Tina fought with anyone she thought had wronged her, Franzese said.
“I never figured she’d die,” Franzese said. “I figured the devil didn’t want her and God didn’t want her. She was a strong-headed woman.”
Often, the children bore the brunt of it. Both Michael and John remember her beating Michael with an ashtray and a guitar. She and her daughter Gia once fell to the floor hitting one another.
Family members have trouble understanding Tina’s violent rages, but Ripp said he thinks he does.
“Look, so a woman finds that she is disrespected in some way or another and the dream life that she expected, whatever that might be, turns out not to be the dream life,” he said. “Now what does she do with all that anger? What does she do with all that disappointment? Oh, well, the kids wind up having to bear some of that.”

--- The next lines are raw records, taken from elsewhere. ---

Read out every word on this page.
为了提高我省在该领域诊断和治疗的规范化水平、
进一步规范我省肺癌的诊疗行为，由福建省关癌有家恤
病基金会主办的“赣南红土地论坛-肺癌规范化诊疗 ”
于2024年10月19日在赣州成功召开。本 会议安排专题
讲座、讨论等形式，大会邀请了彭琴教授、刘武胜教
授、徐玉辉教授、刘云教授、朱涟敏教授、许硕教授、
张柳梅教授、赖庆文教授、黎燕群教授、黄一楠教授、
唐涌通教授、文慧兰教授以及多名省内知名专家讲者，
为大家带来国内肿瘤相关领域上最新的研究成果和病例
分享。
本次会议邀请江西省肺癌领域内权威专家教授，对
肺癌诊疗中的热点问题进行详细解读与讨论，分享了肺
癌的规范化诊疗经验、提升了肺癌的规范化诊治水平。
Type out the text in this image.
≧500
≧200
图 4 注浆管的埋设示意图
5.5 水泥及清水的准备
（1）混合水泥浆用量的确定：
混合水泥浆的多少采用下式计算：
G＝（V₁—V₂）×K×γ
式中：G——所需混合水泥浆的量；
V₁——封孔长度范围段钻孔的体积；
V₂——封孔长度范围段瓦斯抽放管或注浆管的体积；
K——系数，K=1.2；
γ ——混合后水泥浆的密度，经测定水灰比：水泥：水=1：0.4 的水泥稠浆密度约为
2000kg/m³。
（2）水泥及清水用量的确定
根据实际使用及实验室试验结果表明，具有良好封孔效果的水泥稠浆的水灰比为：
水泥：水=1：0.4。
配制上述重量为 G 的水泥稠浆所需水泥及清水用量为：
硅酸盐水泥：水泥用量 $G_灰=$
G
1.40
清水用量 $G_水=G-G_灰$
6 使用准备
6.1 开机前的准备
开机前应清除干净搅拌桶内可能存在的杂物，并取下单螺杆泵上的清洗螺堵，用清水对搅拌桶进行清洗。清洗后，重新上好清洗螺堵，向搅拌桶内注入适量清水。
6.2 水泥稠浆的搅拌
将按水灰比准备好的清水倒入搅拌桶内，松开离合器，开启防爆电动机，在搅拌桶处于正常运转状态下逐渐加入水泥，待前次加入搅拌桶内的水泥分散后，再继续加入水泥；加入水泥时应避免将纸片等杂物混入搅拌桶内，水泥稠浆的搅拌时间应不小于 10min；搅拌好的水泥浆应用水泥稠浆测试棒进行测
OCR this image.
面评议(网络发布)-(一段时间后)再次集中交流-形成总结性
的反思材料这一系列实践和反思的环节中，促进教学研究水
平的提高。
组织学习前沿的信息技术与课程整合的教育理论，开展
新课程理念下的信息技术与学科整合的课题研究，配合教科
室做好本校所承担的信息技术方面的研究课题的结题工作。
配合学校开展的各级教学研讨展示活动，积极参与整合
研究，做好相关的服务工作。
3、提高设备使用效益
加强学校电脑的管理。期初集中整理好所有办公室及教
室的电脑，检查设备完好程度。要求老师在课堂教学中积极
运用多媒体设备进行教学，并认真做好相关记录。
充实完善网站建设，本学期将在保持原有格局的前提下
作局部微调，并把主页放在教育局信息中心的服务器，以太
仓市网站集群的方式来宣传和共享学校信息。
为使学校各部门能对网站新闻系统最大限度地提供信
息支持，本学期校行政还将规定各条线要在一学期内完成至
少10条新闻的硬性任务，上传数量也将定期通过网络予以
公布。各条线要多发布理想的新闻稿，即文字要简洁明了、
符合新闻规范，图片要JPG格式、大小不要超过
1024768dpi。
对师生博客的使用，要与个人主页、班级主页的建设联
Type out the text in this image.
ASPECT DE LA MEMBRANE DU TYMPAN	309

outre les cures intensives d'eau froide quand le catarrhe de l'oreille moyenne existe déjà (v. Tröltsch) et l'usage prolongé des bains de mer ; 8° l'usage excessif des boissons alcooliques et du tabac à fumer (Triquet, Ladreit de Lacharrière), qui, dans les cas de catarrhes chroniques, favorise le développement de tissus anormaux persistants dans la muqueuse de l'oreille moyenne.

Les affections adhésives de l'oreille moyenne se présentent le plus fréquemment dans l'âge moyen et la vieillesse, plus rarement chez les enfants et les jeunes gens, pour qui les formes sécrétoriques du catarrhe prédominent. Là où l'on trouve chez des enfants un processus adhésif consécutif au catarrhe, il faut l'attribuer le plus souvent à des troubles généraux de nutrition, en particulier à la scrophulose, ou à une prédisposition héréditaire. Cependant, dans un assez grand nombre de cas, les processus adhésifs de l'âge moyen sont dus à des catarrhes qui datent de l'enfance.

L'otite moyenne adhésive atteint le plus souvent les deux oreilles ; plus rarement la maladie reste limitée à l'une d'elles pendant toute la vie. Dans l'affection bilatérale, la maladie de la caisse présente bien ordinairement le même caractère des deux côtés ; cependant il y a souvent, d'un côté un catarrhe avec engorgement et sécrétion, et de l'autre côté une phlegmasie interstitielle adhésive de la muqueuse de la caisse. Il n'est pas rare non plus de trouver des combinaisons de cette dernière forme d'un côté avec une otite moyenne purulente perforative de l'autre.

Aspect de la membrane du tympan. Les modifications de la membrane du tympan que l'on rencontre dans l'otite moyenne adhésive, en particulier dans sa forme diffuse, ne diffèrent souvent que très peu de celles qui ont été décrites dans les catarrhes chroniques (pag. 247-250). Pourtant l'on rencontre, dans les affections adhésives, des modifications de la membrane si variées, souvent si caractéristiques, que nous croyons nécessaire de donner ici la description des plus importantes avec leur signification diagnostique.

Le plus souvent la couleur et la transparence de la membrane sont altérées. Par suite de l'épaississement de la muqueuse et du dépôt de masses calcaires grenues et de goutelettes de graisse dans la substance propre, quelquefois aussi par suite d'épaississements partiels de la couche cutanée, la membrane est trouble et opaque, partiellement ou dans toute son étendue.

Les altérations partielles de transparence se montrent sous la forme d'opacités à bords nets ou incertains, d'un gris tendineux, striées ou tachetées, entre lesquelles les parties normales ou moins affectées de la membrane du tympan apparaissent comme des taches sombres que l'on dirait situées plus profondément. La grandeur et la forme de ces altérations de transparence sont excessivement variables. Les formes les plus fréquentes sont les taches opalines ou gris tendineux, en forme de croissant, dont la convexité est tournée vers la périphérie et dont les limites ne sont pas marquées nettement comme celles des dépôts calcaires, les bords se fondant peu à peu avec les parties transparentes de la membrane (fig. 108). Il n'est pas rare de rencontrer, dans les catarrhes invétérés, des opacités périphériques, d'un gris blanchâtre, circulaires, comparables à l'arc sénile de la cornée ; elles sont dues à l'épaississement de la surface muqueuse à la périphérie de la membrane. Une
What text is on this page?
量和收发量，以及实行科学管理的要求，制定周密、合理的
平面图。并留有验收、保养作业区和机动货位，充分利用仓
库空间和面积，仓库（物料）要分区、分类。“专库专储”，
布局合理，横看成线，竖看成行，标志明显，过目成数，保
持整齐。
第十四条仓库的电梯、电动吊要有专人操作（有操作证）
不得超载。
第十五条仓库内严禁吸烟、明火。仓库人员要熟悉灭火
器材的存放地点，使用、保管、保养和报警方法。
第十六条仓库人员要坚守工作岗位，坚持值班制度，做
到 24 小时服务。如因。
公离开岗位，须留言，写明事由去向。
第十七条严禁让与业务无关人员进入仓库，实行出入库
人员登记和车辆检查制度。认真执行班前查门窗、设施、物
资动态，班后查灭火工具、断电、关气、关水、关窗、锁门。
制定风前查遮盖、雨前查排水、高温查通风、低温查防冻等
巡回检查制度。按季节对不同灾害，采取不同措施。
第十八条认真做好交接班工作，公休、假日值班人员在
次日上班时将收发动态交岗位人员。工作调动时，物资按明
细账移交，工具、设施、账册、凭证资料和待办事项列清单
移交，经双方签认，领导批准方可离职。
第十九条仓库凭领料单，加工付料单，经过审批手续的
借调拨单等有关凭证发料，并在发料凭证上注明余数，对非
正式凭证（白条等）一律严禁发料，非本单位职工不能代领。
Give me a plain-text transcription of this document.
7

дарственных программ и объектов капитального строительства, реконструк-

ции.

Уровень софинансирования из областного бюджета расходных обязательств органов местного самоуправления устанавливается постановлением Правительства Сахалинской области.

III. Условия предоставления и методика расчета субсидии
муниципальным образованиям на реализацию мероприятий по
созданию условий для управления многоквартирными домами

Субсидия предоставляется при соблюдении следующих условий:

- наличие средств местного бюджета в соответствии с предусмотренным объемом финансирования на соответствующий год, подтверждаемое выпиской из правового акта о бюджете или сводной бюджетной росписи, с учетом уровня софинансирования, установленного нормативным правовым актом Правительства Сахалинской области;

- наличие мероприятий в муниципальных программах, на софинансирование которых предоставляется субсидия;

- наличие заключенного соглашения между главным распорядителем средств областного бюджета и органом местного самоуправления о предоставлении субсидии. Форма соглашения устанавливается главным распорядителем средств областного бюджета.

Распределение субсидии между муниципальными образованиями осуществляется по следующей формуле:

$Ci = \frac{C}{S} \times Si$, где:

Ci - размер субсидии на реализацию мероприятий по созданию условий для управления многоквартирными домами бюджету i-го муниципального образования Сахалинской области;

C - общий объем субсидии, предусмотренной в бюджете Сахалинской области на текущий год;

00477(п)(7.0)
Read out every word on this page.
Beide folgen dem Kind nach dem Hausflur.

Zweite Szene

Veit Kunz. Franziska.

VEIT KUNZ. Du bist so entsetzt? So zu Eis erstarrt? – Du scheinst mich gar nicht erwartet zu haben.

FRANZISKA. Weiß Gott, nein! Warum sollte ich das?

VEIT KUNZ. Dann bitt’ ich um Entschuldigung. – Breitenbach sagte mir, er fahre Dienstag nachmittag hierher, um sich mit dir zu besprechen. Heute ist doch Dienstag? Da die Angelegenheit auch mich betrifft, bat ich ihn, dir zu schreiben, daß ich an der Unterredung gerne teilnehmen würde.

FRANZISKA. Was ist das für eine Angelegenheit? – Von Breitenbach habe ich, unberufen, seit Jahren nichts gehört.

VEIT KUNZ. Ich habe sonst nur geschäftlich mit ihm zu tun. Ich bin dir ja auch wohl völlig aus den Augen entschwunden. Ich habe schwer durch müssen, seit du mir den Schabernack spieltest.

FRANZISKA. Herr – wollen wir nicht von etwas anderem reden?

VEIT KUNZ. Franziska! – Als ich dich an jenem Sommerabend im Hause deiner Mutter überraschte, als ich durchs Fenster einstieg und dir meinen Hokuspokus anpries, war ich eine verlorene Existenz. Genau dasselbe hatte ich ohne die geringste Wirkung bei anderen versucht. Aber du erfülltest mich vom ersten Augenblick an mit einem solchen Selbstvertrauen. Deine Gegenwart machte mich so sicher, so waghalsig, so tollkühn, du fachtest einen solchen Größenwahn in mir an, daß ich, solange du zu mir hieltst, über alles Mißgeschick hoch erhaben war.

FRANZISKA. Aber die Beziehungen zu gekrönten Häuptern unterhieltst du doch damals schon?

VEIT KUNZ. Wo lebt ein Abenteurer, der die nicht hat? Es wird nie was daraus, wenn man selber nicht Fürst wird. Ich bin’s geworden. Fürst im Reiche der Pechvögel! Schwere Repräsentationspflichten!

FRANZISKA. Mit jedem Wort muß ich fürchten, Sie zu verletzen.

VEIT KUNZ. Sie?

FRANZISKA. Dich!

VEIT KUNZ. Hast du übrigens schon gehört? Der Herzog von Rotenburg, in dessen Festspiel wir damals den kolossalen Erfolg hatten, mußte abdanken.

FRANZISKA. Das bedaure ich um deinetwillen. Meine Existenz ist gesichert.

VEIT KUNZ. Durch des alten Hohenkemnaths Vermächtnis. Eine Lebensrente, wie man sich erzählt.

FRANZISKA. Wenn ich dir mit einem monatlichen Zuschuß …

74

Outside the house, meanwhile, the footsteps of interested lawmen got closer, and Franzese knew it.
He became adept at evading surveillance. His friend Ori Spado recalled that when they met for dinner at a restaurant in Great Neck, Franzese often would excuse himself and go to the men’s room for an unusually long time. Spado thought Franzese had some kind of health issue, until he finally realized that his friend had been slipping out the men’s room window so he could meet privately with associates at the other end of the shopping center.
In 1963, Franzese shook off two sets of charges, consorting with known criminals and attempted extortion, winning an acquittal and a dismissal.
In 1964, a judge ordered him to appear before a Brooklyn grand jury investigating payoffs to police and telephone company employees, who could tip off mobsters about planned raids. Because grand jury testimony is not public, what he said is not known, but he was not indicted.
The following summer, the Suffolk district attorney convened a grand jury to investigate the underworld’s ties to county Republicans. These, articles at the time reported, included attempts to influence judges and prosecutors handling gambling cases.
A candidate for Suffolk district attorney that year, Charles T. Matthews, publicly accused Franzese of trying to influence the race. He said he and his associate, Felice (Philly) Vizzari, of Deer Park, “are determined to elect a candidate who will not interfere with their desire to build a Cosa Nostra empire in Suffolk County.”
Matthews told the grand jury that he got his information from Nassau district attorney’s office intelligence reports. The grand jury found that politicians mingled with mobsters but concluded there was insufficient evidence for an indictment.
Through it all, Franzese maintained his record as a courtroom untouchable.
But, after returning from another night out, he found himself in an unsettling conversation.
“As I’m coming to my house, the garbage guys tell me, ‘Sonny — Mr. Franzese — make like you’re talking to us, that you find that there’s something wrong, an argument, because we’re going to tell you something,’” he recalled. “And he’s telling me, ‘The FBI grabs us every morning, after we leave your house. They take all your garbage. We’ve got to separate your garbage and give it to them.’”
“Dumpster diving,” or looking through garbage, is a standard investigative technique.
At first, Franzese said, he was confused about why this kind surveillance was starting up just then.
Then, it hit him: Someone had given him up — “One of them motherless guys,” he said, “that wanted to be like me, but he couldn’t.”